小児悪性脳腫瘍における新規発症メカニズムの解明と治療開発への期待国立がん研究センターら


  • [公開日]2022.09.28
  • [最終更新日]2022.09.29

9月27日、国立がん研究センターは、小児悪性脳腫瘍のひとつである髄芽腫において、新規の遺伝子異常を発見したと発表。同日、同センター研究所の脳腫瘍連携研究分野の鈴木啓道分野長が「小児悪性脳腫瘍において新規の遺伝子異常を発見~発症メカニズム未解明の髄芽腫の治療開発に向けた基礎研究の大きな一歩~」と題した講演を行った。

髄芽腫は小児の腫瘍の中で最も頻度が高い悪性脳腫瘍であり、その悪性度の高さから、強い治療が必要とされる。そのため、認知機能や内分泌などの神経への毒性や、正常細胞へのダメージからくる二次がんの発症など、長期的な副作用が課題であり、より安全性の高い効果的治療法が求められている。しかしながら、髄芽腫の約60%の症例では、いまだに発生機序が不明であった。

今回の研究で鈴木氏らは、髄芽腫の4つのサブグループ(WNT、SHH、Group 3、Group 4)のうち、特徴的な遺伝子異常が分かっていない集団Group 3、Group 4に対し、遺伝子異常解析を実施。その結果、Group 4の集団において、CBFA複合体を構成する遺伝子群の異常ががん化の原因であることを初めて同定した。また、CBFA複合体は小脳・橋・延髄へと分化する胎児期発達脳における菱脳唇に強く発現しており、その発現はOTX2によって制御されていることを見出した。

図はプレスリリースより

以上の結果より、OTX2およびCBFA複合体(特にCBFA2T2、CBFA2T3)の発現異常によって、菱脳唇における神経細胞の正常な分化が妨げられたことで、本来出生時には消失しているはずの未分化細胞が遺残し、将来的に髄芽腫の原因細胞となると考えられるという。

図はプレスリリースより

今回の研究により神経分化の異常ががん化の原因であることが解明されたため、鈴木氏は、「将来的に神経細胞の分化の制御メカニズムが解明されれば、治療薬開発につながることが期待される」と述べている。また、菱脳唇において分化異常が起きている細胞を非侵襲的にスクリーニングする手段が確立されれば、「がん化に至る前に治療介入が可能になるかもしれない」と、将来的な予防治療の可能性についても言及した。

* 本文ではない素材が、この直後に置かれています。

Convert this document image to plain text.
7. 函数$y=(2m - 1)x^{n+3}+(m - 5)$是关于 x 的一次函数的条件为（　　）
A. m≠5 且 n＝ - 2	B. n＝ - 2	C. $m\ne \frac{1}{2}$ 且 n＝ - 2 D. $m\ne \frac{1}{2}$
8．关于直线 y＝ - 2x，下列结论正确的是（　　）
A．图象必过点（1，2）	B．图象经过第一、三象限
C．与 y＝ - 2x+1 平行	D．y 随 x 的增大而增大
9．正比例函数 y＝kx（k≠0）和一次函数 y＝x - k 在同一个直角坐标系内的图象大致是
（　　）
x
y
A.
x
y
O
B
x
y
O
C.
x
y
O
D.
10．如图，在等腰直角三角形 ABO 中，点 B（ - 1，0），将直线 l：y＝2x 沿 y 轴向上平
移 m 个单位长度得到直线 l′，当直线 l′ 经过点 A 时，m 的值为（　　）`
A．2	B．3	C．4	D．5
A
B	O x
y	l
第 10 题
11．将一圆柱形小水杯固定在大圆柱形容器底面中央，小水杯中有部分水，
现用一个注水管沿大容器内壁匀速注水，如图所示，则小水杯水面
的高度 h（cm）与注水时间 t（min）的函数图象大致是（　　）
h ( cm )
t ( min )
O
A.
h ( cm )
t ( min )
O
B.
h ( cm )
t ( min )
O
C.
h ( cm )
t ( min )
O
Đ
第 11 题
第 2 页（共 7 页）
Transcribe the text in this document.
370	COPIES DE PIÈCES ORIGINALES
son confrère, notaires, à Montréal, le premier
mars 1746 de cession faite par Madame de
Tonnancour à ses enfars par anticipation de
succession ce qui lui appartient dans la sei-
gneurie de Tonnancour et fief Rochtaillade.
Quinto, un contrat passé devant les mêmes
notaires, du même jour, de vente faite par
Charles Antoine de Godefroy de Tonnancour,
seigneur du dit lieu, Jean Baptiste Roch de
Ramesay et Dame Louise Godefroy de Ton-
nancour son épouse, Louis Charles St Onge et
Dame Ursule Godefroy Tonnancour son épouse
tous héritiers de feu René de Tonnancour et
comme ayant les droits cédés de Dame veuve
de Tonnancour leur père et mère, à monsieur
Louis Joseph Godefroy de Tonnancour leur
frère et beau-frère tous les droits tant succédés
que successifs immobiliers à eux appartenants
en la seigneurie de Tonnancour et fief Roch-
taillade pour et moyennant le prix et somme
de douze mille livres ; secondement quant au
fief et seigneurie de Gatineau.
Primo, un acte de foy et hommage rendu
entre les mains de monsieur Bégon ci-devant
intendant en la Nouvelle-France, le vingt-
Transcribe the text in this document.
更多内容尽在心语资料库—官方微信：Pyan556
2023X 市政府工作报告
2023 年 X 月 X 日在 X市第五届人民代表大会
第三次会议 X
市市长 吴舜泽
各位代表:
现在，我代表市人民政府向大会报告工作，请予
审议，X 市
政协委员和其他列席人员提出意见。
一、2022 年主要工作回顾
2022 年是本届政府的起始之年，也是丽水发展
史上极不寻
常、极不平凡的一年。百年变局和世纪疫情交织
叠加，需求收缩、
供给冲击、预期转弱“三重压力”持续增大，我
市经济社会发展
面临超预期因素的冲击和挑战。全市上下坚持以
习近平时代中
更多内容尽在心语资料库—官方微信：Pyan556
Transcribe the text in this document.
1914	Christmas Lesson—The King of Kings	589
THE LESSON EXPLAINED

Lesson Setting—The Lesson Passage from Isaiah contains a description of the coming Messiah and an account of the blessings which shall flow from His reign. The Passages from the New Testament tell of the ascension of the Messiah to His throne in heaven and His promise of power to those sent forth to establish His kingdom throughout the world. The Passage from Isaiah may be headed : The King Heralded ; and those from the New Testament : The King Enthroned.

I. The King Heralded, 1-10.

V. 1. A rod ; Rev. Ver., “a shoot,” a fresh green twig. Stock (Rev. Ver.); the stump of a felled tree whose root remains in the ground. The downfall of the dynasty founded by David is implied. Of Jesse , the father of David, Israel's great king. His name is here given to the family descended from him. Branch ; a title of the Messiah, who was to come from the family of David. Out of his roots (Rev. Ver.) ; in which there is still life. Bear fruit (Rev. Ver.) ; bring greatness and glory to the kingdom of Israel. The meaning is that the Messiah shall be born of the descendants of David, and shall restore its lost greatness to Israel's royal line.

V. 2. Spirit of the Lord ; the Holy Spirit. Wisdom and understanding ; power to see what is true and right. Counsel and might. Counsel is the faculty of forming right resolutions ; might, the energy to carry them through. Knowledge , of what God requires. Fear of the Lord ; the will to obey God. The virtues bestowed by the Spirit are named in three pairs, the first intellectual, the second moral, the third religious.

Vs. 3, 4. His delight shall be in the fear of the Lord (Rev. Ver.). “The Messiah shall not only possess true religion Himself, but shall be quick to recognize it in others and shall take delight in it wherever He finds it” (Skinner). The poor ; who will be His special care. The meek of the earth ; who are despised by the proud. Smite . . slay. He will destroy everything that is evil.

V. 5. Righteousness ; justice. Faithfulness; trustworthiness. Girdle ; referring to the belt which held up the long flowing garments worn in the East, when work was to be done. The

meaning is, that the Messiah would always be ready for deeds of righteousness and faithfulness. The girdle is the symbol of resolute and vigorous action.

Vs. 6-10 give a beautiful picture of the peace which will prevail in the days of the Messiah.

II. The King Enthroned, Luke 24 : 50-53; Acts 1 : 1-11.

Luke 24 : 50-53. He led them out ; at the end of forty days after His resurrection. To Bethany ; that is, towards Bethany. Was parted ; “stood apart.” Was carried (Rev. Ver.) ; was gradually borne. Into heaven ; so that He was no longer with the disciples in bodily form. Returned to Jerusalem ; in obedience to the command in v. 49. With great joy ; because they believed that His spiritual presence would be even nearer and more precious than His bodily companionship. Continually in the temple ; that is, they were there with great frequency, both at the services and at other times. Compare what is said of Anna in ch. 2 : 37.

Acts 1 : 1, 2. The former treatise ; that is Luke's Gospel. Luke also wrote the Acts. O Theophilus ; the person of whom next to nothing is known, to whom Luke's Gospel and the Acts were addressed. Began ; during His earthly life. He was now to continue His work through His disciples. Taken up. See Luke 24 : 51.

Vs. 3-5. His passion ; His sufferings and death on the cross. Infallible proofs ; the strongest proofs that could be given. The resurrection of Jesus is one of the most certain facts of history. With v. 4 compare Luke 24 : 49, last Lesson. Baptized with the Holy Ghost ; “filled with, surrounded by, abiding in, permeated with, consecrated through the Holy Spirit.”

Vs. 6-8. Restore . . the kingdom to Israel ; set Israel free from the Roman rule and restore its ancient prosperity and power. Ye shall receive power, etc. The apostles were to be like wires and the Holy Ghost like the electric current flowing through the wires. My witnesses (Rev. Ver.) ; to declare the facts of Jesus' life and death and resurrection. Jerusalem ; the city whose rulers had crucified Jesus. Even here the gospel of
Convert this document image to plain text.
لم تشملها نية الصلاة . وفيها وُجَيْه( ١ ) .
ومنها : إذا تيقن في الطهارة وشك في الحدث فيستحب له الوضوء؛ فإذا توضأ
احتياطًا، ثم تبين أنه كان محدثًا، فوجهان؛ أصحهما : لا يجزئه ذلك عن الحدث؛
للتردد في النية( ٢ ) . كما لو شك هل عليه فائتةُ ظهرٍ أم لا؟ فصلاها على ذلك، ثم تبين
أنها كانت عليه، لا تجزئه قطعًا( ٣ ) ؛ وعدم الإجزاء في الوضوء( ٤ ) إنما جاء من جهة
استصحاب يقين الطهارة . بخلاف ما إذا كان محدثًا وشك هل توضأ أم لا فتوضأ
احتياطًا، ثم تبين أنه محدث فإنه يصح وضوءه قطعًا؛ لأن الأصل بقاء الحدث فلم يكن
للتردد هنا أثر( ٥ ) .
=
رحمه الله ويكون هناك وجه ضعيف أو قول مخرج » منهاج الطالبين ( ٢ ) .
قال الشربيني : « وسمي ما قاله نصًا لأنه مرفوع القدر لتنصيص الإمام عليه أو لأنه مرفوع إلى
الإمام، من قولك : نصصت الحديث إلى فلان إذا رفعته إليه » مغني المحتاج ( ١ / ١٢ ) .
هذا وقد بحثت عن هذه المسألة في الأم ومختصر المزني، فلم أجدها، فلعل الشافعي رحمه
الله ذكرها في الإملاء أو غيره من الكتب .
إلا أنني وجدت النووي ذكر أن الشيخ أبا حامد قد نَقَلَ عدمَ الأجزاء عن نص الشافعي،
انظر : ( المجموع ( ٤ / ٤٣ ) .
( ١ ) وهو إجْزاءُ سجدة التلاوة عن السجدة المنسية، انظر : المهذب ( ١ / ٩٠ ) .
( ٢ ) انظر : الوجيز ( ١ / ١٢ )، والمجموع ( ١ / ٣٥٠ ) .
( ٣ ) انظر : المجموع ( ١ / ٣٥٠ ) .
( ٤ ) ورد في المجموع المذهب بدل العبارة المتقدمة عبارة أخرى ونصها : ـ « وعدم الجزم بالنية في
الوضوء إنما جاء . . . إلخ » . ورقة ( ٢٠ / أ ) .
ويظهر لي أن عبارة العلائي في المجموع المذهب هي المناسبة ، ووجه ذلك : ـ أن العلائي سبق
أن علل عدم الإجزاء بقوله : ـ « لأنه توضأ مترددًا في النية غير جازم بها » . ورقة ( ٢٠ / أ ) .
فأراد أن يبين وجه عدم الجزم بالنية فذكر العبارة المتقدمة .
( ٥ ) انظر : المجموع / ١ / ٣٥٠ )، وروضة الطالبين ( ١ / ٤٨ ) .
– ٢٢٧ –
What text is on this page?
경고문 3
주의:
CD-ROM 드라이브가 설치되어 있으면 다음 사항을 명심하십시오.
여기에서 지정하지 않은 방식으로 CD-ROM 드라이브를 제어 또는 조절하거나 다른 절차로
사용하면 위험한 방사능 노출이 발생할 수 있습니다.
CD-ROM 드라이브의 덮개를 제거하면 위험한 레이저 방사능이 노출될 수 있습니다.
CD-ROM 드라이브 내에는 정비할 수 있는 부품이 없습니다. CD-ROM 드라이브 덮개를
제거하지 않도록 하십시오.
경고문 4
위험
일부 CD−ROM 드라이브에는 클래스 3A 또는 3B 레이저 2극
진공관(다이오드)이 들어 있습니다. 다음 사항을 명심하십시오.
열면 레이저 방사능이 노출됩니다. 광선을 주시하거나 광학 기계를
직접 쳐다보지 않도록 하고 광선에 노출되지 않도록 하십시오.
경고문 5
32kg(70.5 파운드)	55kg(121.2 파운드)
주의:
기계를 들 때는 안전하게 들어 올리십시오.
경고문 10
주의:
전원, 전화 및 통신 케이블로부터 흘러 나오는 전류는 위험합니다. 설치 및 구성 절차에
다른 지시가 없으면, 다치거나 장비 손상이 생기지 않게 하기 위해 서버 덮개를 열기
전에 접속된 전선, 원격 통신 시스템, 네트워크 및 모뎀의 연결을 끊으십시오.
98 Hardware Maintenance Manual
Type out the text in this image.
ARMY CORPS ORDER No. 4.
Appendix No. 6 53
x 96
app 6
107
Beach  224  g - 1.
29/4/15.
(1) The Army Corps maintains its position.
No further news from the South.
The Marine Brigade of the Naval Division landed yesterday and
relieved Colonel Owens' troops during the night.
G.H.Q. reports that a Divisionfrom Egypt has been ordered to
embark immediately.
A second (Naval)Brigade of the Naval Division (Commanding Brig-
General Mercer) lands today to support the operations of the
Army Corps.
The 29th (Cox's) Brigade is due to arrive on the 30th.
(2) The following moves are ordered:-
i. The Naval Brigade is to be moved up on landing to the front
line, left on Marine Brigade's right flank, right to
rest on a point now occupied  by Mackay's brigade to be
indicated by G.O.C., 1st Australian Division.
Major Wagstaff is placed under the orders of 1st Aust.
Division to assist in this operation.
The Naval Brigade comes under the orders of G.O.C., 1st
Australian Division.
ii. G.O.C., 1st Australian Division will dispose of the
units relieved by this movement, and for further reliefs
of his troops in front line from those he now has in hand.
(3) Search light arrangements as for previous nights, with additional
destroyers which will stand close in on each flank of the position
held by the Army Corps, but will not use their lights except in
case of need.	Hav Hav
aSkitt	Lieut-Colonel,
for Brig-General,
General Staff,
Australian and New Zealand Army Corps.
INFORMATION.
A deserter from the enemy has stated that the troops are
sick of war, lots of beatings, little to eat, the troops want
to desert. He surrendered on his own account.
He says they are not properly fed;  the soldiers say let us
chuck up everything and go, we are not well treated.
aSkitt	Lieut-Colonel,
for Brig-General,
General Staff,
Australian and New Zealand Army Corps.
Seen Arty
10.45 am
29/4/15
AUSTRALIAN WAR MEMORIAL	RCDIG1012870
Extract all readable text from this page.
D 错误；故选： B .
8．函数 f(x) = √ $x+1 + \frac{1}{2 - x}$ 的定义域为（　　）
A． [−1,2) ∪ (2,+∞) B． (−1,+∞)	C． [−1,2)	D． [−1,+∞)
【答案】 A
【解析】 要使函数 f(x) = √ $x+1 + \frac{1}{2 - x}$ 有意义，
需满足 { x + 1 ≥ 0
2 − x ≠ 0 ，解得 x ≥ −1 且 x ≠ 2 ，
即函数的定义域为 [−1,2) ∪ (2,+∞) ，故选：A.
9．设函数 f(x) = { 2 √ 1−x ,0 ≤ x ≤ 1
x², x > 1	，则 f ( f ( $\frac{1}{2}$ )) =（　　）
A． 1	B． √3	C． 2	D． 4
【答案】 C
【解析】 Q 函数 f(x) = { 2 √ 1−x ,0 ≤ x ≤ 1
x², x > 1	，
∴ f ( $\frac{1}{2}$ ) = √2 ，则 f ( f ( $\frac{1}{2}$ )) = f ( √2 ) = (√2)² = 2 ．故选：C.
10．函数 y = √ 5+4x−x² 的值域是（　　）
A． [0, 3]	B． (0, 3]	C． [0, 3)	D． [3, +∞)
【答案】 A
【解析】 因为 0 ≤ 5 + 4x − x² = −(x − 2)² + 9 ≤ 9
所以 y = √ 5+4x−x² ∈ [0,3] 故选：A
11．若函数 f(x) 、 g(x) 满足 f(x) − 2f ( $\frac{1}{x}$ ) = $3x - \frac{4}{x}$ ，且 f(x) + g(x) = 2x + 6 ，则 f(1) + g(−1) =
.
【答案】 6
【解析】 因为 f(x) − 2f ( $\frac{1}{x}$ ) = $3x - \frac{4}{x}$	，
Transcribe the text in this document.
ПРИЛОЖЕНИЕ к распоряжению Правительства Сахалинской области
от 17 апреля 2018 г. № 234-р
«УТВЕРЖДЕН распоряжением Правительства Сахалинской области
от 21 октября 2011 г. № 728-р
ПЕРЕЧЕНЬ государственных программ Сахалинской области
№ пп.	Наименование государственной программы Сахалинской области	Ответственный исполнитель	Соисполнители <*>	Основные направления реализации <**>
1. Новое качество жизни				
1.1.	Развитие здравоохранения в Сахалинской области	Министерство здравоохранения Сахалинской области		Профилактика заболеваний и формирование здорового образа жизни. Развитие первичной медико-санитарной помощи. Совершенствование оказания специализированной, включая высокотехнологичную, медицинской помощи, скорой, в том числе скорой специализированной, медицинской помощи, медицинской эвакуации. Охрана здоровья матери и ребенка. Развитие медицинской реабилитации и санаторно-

最後に鈴木氏は、「今回の研究は、国立がん研究センターだけでなく、The Hospital for Sick Children University of Manitoba、Seattle Children’s Research Institute、University of Manitobaをはじめとする非常に多くの研究機関からデータ提供などの協力をいただき、世界中の多くの研究者が共同で研究することによって今回の成果につながった」と講演を締めくくった。

なお、今回の研究内容は、科学誌「 Nature 」に9月21日付で掲載されている。